Intel Reaches For Ever Smaller Processors
Intel hopes it can expand beyond its core PC business, into smartphones and other mobile gadgets, by betting on next-generation 32-nanometer processors.
August 1, 2009
Intel is betting on its next-generation 32-nanometer processors to take the company beyond its core PC business, as people look to carry the Internet with them on smartphones and other mobile gadgets.
Intel executives on Wednesday discussed the company's future markets at Intel's Mid-Summer Technology Summit in San Francisco. In describing Intel's strategy, executives said processors and system-on-chip products built with Intel's 32-nm manufacturing process will mark a milestone for the company.
Where current 45-nm products are mostly used in PCs, servers and a relatively new category of inexpensive mini-laptops called netbooks, the upcoming 32-nm technology will mark the beginning of Intel's reach into smaller consumer electronics that represent much larger markets than PCs.
"All of our product line over the next year will be completely replaced with lots of new stuff," Sean Maloney, executive VP and chief sales and marketing officer for Intel, said of the company's plans to migrate to 32-nm products.
The next-generation architecture opens up many more uses for Intel chips because of the technology's ability to consume far less power in a smaller package, key requirements for the growing number of smartphones and future handheld devices people will use to access the Internet on the road. "The lower you are (in the size of chip circuitry) the less power you consume," Sunit Kikhi, VP of technology and manufacturing group for Intel, told the gathering of reporters and analysts.The difficulty Intel will have in manufacturing products for such a wide spectrum of devices will be in maintaining a commonality in the technology layer, while also optimizing it for devices that handle vastly different workloads. "Only time will tell," Kikhi said of Intel's chances of success.
Intel plans to start producing 32-nm processors in volume for computer makers in the fourth quarter of this year. A nanometer is a billionth of a meter, and the number refers to the size of the circuitry on the chip. By stuffing the processor with more transistors and other components, chipmakers are able to boost performance, or clock speed, of the processor while consuming less energy as the previous generation.
Intel's first 32-nm chips, codenamed Clarkdale and Arrandale, will be for mainstream desktop and laptop computers, respectively. In 2010, Intel will ship 32-nm chips for high-end desktops and servers.
For smartphones, Intel will leverage its low-power Atom processors used in netbooks today. The processors will be incorporated in many system-on-a-chip products for small Internet-enabled devices. Intel has not released a timetable for those products.

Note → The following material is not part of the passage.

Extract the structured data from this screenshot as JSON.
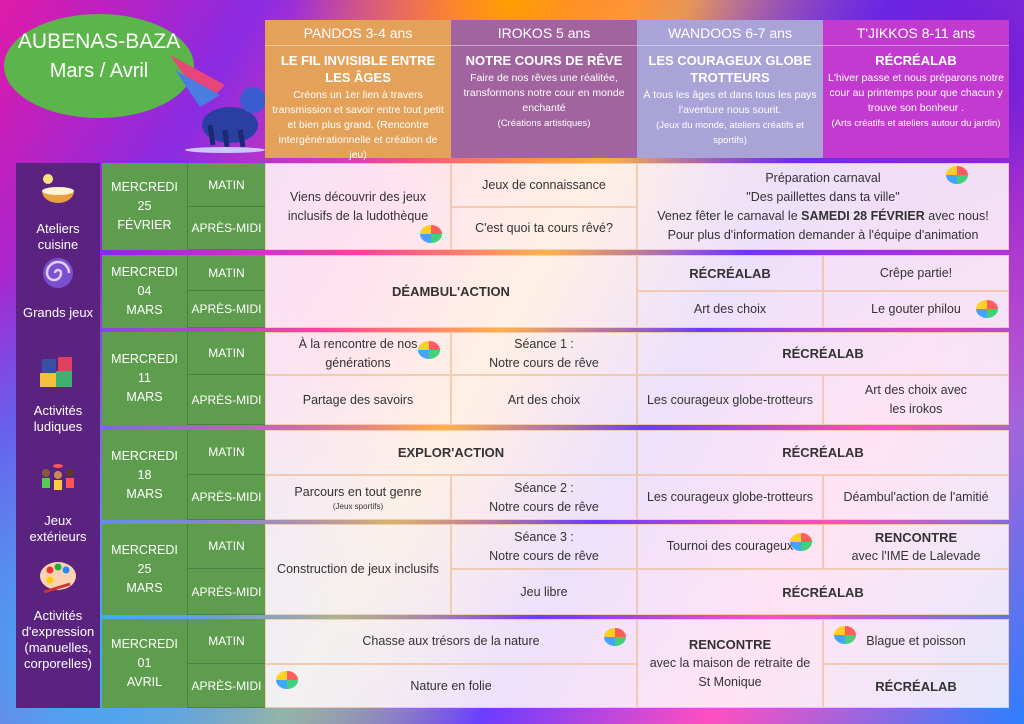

Intel is also focused on embedded devices, found in industries including manufacturing, energy, medicine and point-of-sale terminals in retail. Intel expects 15 billion devices to be connected to the embedded Internet by 2015, up from 5 billion today, Doug Davis, VP and general manager of the Embedded and Communications Group at Intel, said.While Intel has to move quickly toward supporting future Internet-enabled devices, the PC will remain its biggest revenue generator for quite a while. Therefore, Intel is closely watching the condition of the PC market, which has been hammered in the economic recession.
Maloney said the company sees a huge amount of pent-up demand among businesses for replacement PCs. "There is a massive, massive number of 3-year-old and 4-year-old computers" in the U.S. and Western Europe, Maloney said.
With "hundreds of millions" of PCs waiting to be replaced, the PC market will recover quickly, as soon as businesses decide they can no longer delay purchases, Maloney said.